# Principle of Least Action & Euler-Lagrange Equations

1. Jan 30, 2007

### ObsessiveMathsFreak

I'll just throw down some definitions and then ask my question on this one.

In a conservative system, the Lagrangian, in generalised coordinates, is defined as the kinetic energy minus the potential energy.

$$L=L(q_i,\dot{q}_i,t) = K(q_i,\dot{q}_i,t) - P(q_i,t).$$
All $$q_i$$ here being functions of t.

It satisfies the Euler-Lagrange equations in all its generalised coordinates.

$$\frac{d}{dt}\left(\frac{\partial L}{\partial \dot{q}_i}\right) - \frac{\partial L}{\partial q_i} = 0 \ \ \ forall i=1,2,\ldots,n$$

The "Action" of a path betwwen two points is the integral of the Lagrangian along that path.
$$A = \int_{t_1}^{t_2} L(q_i,\dot{q}_i,t) dt$$

The Principle of least action states that the path actually taken is the path with with least Action.(The path that minimises the integral). For the path to have least action, the Euler-Lagrange equations are a neccessary condition .

Now here is my question. Are the Euler-Lagrange equations a sufficient condition for the path to have least action? It seems so to me, but can anyone confirm this?

2. Jan 30, 2007

### Roman

hi,

I would say yes, because:
the Euler-Lagrange equations can be derived from the "action" integral.
The solution of Lagrange equations minimises the integral

3. Jan 30, 2007

### cesiumfrog

I think the principle actually says that the physical system will take a path of stationary action (ie. it could be a maximum, or just a local minimum, etc), and that this is equivalent to being a solution of the Euler-Lagrange equations. Hence, no, I don't think the equations are sufficient if you want the least action (especially not the global minimum).

4. Jan 30, 2007

### Crosson

Expanding on what cesiumfrog said, a solution to the Euler-lagrange equations has maximal action, minimal action, or something in between corresponding to an "inflection point".

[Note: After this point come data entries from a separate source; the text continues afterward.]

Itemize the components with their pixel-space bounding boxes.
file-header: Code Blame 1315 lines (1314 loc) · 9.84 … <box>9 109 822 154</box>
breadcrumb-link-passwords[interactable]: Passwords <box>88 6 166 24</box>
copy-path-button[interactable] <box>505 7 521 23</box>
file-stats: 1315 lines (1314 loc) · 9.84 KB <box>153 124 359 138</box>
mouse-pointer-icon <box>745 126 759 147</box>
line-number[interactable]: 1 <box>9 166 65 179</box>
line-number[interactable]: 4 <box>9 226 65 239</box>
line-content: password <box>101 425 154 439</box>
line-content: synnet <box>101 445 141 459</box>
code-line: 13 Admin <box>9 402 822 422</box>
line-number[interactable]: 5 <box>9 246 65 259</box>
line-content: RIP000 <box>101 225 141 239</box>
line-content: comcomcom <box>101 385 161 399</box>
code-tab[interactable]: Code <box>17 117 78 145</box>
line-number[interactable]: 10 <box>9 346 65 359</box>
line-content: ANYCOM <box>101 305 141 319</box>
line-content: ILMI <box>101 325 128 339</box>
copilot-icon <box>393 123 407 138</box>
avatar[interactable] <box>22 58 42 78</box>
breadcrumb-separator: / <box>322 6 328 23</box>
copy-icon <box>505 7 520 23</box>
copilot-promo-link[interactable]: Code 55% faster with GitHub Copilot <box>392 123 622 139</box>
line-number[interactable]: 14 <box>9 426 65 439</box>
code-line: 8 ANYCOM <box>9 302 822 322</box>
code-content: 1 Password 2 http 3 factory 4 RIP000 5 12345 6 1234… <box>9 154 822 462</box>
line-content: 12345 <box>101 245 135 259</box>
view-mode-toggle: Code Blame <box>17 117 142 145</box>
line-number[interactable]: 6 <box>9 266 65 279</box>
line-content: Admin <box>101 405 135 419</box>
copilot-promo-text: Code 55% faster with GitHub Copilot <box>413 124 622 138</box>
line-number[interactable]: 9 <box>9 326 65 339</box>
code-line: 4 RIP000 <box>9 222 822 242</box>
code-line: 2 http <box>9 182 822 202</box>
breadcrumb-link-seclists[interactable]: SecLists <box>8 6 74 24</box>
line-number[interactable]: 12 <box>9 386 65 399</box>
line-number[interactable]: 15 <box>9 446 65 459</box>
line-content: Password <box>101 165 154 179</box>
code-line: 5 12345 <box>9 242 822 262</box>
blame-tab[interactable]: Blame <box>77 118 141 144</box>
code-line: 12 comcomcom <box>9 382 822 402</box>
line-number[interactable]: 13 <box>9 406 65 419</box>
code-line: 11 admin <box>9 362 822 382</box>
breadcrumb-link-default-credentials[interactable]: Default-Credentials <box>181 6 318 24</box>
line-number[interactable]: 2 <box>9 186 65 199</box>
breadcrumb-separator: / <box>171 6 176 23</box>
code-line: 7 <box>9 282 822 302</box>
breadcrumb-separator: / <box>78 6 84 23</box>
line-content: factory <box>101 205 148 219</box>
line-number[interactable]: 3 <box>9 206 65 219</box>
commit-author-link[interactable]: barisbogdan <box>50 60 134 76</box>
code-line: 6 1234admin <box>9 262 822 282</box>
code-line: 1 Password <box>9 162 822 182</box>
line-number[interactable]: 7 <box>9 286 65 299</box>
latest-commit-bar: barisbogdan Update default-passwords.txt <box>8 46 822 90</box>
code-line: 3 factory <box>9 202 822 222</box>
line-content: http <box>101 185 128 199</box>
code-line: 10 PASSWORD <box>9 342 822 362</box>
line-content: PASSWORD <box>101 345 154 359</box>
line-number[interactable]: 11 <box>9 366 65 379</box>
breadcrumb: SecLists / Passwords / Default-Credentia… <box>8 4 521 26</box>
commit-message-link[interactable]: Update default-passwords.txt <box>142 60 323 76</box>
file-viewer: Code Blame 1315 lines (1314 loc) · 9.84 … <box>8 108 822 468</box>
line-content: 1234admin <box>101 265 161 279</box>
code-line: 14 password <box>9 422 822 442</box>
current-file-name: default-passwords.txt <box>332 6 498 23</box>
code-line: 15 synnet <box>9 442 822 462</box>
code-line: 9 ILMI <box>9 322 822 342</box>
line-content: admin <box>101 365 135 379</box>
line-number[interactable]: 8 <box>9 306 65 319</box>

We can use the Euler-Lagrange equations to find the shortest path between two points A and B on the surface of a sphere. This path is the segment of the "great circle" that passes through A and B. This segment has minimal distance, but the complement of this segment on the great circle has maximal distance, but it also satisfies the euler-lagrange equations.

5. Jan 31, 2007

### ObsessiveMathsFreak

OK, but if we ammend to the Euler-Lagrange equations the condition that is I believe $$\frac{\partial^2 L}{\partial \dot{q}_i^2}>0$$ as a neccessary condition for a path of least action.

Is this condition, along with Euler-Lagrange, sufficient for the path to be of least action?

6. Feb 3, 2007

### coalquay404

The principle of least action is actually a misnomer, at least in so far as it is related to physics. What you're actually looking for are those paths in the configuration space for which the value of the action is stationary, i.e., those paths along which the action takes either its minimum, maximum, or shoulder-point value.

The Euler-Lagrange equations are certainly a necessary condition for the action to have a least value, but they are not a sufficient condition. For the action to have a minimum value along a path, one needs the path to satisfy not only the Euler-Lagrange equations, but also the second-variational inequality.